Biologie des sols : “montre-moi ton slip, je te dirai comment tu vas” [par Yann Kerveno]

La santé du sol est primordiale et le principal moteur en est la teneur en matière organique.

L’information avait fait sourire sur les réseaux sociaux quand, dans plusieurs régions de France, des slips furent enterrés pour jauger de la vie biologique des sols. Loin d’être anecdotique, cette opération était surtout pédagogique et a permis aux agriculteurs de prendre conscience de l’importance de la vie de leurs sols. Surtout après six ou sept décennies d’usages intensifs…
La coopérative Arterris a donc, elle aussi, enfoui des slips en coton, bio, dans différents terroirs de sa vaste zone d’action. “Dans les Pyrénées-Orientales, nous avons choisi plusieurs producteurs dans les différents terroirs et filières, vigne, maraîchage et arbo. Nous avons enterré les slips, puis sommes alles les relever trois mois plus tard pour voir l’état dans lequel ils étaient. Les résultats sont assez simples à interpréter” explique Philippe Pérez, d’Arterris. Et la palette assez étendue, allant du slip intact au slip très endommagé. “Si le slip est intact ou peu dégradé, c’est mauvais signe. Cela signifie qu’il y a peu de vie dans les sols, qu’ils sont très peu chargés en matière organique qui est le terreau de cette vie biologique.” Alors, évidemment, tous les sols ne disposent pas au départ du même capital en matière organique. Cela dépend de leur composition, de leur nature. “Assez logiquement, les tissus ont globalement été beaucoup dégradés dans les sols des vergers. C’est un peu logique, les terres sont plus profondes et la pratique de l’enherbement y est ancienne. Dans les vignes par contre, globalement, les tissus étaient moins abîmés.” Et plus le sol est pauvre moins il “donne”. L’absence de vie lui donnera tendance à se compacter plus fortement, il perdra aussi une bonne partie de sa capacité naturelle à retenir l’eau. S’il est riche, les racines vont aussi pouvoir se développer et “travailler” en quelque sorte le sol.

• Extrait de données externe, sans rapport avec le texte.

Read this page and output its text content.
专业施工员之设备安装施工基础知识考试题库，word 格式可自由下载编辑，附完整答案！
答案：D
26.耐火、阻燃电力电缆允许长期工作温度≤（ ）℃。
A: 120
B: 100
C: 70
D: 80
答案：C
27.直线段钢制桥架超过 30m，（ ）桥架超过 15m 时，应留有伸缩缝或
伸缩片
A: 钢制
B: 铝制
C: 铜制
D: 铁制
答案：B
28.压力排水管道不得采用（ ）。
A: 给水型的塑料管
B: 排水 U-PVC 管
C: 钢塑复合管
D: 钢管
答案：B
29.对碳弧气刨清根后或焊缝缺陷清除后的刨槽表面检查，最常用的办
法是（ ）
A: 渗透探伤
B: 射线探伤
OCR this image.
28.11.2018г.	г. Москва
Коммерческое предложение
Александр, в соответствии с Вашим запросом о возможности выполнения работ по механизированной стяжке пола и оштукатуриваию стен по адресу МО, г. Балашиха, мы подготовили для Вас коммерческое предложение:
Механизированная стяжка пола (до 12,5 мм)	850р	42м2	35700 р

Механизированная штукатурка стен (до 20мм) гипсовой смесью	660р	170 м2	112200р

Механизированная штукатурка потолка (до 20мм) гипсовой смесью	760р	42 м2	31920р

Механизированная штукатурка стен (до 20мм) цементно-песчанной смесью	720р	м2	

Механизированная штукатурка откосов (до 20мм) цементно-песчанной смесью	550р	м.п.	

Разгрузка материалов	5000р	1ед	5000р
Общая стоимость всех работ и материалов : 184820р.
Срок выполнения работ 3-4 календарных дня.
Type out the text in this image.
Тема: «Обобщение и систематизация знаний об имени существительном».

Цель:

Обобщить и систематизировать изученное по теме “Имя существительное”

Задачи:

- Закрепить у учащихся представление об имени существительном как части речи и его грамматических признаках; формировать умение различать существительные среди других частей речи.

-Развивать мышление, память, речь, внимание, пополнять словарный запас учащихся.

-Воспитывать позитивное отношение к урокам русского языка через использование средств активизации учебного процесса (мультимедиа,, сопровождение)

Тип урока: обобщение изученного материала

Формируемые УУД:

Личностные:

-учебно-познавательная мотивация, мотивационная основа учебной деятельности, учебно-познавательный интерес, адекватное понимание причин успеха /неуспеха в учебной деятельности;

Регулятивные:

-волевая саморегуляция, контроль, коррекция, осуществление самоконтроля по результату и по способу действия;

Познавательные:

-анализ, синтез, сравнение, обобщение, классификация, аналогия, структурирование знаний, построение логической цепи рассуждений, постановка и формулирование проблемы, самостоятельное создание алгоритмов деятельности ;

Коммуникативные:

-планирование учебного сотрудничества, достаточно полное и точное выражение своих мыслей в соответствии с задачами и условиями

L’enherbement ? Un challenge

“En dessous d’un point de matière organique, le sol ne fonctionne plus, c’est le point où nous sommes dans de nombreuses parcelles aujourd’hui, et on a beau fertiliser cela ne produit plus rien” précise-t-il. “Le recours que nous avons eu à la fertilisation chimique a fait un peu oublier cet aspect fondamental de l’agronomie.” Les sols qui se bloquent, en dessous d’un point, comptent moins de 500 kilos à l’hectare sur un capital de départ d’une dizaine de tonnes… Plusieurs leviers sont disponibles pour corriger ces manques. “Il y a bien sûr, pour aller vite, les apports de matière organique, le développement de l’enherbement ou les modifications de stratégie de travail du sol” explique-t-il encore. “Mais il faut faire attention à plusieurs points. Pour les apports, cela peut-être onéreux en premier lieu et il ne faut pas amener n’importe quoi dans les parcelles mais bien des produits bien compostés, enrichis qui donc peuvent être chers. Dans certains cas de sols très acides, le chaulage peut aider à débloquer la matière organique présente et empêchée de s’exprimer.”
S’il est tentant, l’enherbement permanent reste un challenge dans notre région. “Ce sera toujours quelque chose de difficile à maîtriser mais les herbes, les crucifères, ont une vraie action sur les sols, les racines en améliorent la structure et font souvent mieux d’ailleurs qu’un outil à dents.”